For Rogers and Wright, this is personal. Unable to afford college, Rogers, 36, joined the Army after graduating in 2001 from Kenwood Academy on Chicago's South Side and completed the equivalent of six college credits while stationed in Iraq. He describes the incongruity of days going out on missions and nights writing papers on purely academic subjects.
When he returned home, he attended American University. In his junior year, he ran short of money to finish and begged his grandmother to co-sign a $16,000 loan at 12 percent to graduate.
Wright, 34, grew up in Chicago’s Austin neighborhood and then went to Georgetown University. He, too, needed a private loan beginning in his junior year, and asked seven family members and mentors before finally getting an uncle to co-sign. His parents didn’t have strong enough credit to do it.
"People don't understand the scale of this problem," Wright says. The loans won't be available for students who haven't yet begun college. Instead, they are for those who are at least juniors and have excellent grades at four-year colleges and universities. "That's the kid we want to make the bet on," he says.
Targeted local schools, apart from UIC, include the University of Chicago, Northwestern University, DePaul University, Loyola University Chicago and others.

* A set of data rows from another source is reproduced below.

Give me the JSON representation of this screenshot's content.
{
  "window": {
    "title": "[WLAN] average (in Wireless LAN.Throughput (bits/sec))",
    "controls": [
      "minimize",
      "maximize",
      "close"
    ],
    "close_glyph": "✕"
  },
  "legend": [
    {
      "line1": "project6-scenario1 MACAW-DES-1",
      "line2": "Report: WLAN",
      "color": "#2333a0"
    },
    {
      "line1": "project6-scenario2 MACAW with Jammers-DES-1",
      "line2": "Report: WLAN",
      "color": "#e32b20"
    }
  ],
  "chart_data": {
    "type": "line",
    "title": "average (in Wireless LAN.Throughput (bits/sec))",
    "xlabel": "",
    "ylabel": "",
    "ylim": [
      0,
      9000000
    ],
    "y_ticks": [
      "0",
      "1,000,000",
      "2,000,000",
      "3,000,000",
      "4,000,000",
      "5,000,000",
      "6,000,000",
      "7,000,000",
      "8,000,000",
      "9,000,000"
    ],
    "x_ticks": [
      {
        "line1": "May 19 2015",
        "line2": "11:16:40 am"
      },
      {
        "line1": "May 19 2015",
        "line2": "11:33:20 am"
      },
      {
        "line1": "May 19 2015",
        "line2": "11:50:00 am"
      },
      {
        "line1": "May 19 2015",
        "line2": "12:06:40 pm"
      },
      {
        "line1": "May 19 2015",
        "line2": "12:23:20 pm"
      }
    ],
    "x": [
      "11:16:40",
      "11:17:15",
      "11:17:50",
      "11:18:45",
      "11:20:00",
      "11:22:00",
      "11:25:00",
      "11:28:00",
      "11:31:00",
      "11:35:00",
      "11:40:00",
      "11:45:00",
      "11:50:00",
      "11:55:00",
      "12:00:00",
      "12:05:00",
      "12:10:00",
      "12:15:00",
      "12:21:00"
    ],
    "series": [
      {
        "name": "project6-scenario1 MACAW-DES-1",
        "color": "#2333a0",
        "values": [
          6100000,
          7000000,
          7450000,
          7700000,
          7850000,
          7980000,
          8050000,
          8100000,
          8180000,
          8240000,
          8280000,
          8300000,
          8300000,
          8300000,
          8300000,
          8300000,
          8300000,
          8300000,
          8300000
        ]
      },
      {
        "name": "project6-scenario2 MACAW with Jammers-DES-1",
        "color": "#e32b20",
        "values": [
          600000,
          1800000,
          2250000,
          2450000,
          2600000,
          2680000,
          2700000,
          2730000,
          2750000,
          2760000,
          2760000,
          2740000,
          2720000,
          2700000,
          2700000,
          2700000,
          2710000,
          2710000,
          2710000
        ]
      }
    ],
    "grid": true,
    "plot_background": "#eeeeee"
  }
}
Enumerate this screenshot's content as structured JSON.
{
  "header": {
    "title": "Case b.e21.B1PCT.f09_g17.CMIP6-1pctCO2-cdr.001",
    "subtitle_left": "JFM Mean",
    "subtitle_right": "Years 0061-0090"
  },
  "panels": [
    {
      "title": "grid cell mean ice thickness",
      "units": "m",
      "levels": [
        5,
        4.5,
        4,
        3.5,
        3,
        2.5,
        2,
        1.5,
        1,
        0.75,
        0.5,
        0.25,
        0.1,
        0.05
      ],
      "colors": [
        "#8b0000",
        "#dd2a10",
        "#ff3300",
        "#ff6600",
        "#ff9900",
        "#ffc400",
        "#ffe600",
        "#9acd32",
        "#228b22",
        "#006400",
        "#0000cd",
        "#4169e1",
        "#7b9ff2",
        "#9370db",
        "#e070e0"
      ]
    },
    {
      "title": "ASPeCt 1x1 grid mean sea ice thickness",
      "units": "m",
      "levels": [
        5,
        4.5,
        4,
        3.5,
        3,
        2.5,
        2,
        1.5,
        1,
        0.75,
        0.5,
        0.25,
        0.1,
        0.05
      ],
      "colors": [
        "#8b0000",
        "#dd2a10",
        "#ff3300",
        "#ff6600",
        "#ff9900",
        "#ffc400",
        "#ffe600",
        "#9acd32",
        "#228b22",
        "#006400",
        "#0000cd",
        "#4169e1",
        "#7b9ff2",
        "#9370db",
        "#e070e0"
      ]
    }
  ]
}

There are more than 65,000 undergrads in those institutions, with the average unmet financial need per student of more than $20,000, according to data compiled by Lightbank.
Lightbank believes the national market for students in need of these bridge loans to finish school is between $11 billion and $15 billion, says Eric Ong, vice president at Lightbank and the firm's point person on the transaction. "It's a big market, and no one's going after it," he says.
Neither Lightbank nor A.M. Money would disclose the amount of Lightbank's equity investment. Likewise, a Bank of New York spokeswoman says no one there can discuss the bonds financing the loans due to securities law restrictions.
Several large banks have expressed interest in underwriting future bonds to finance these loans, Ong says. He expects numerous banks to get involved, assuming A.M. Money establishes the business model.
"We're really, really bullish about it," Ong says.
The key to the product is that no co-signer is required. The private lending industry typically demands that parents or others shoulder the risk if a borrower doesn't repay the loan over a period ranging from five to 20 years. And rates are generally higher than the 7 percent or so A.M. Money is charging.
For example, interest rates on student loans at one of the nation's largest private student lenders, Riverwoods-based Discover Financial, averaged 8.59 percent in the second quarter, according to investor disclosures.
Underwriting is relatively straightforward. The questions the firm asks and attempts to answer are, "Who is going to graduate? Are they employable?" Rogers says.
The federal government keeps statistics on the performance of loans at specific colleges. Students at schools that perform well are eligible for A.M. Money loans. Those at online schools or for-profit colleges don't qualify.
Students provide their transcripts. Those with good grades at qualifying schools get loans. "Most of the process is automated," Rogers says.
Private lending without a co-signer sounds risky. Nationally, for students who began paying off their debt in 2013, the most recent default rate on federal loans was 11.3 percent. For four-year, public institutions, the average default rate for students who attended four or more years was 7.3 percent, according to the U.S. Department of Education.
But, essentially, A.M. Money is betting on the quality of the schools whose students it's willing to bankroll.
UIC, for example, has a student default rate of 2.8 percent for the group that began repaying their loans in 2013, according to the Department of Education. The University of Chicago's student default rate from the same year is just 0.9 percent. And Northwestern's is 1.3 percent.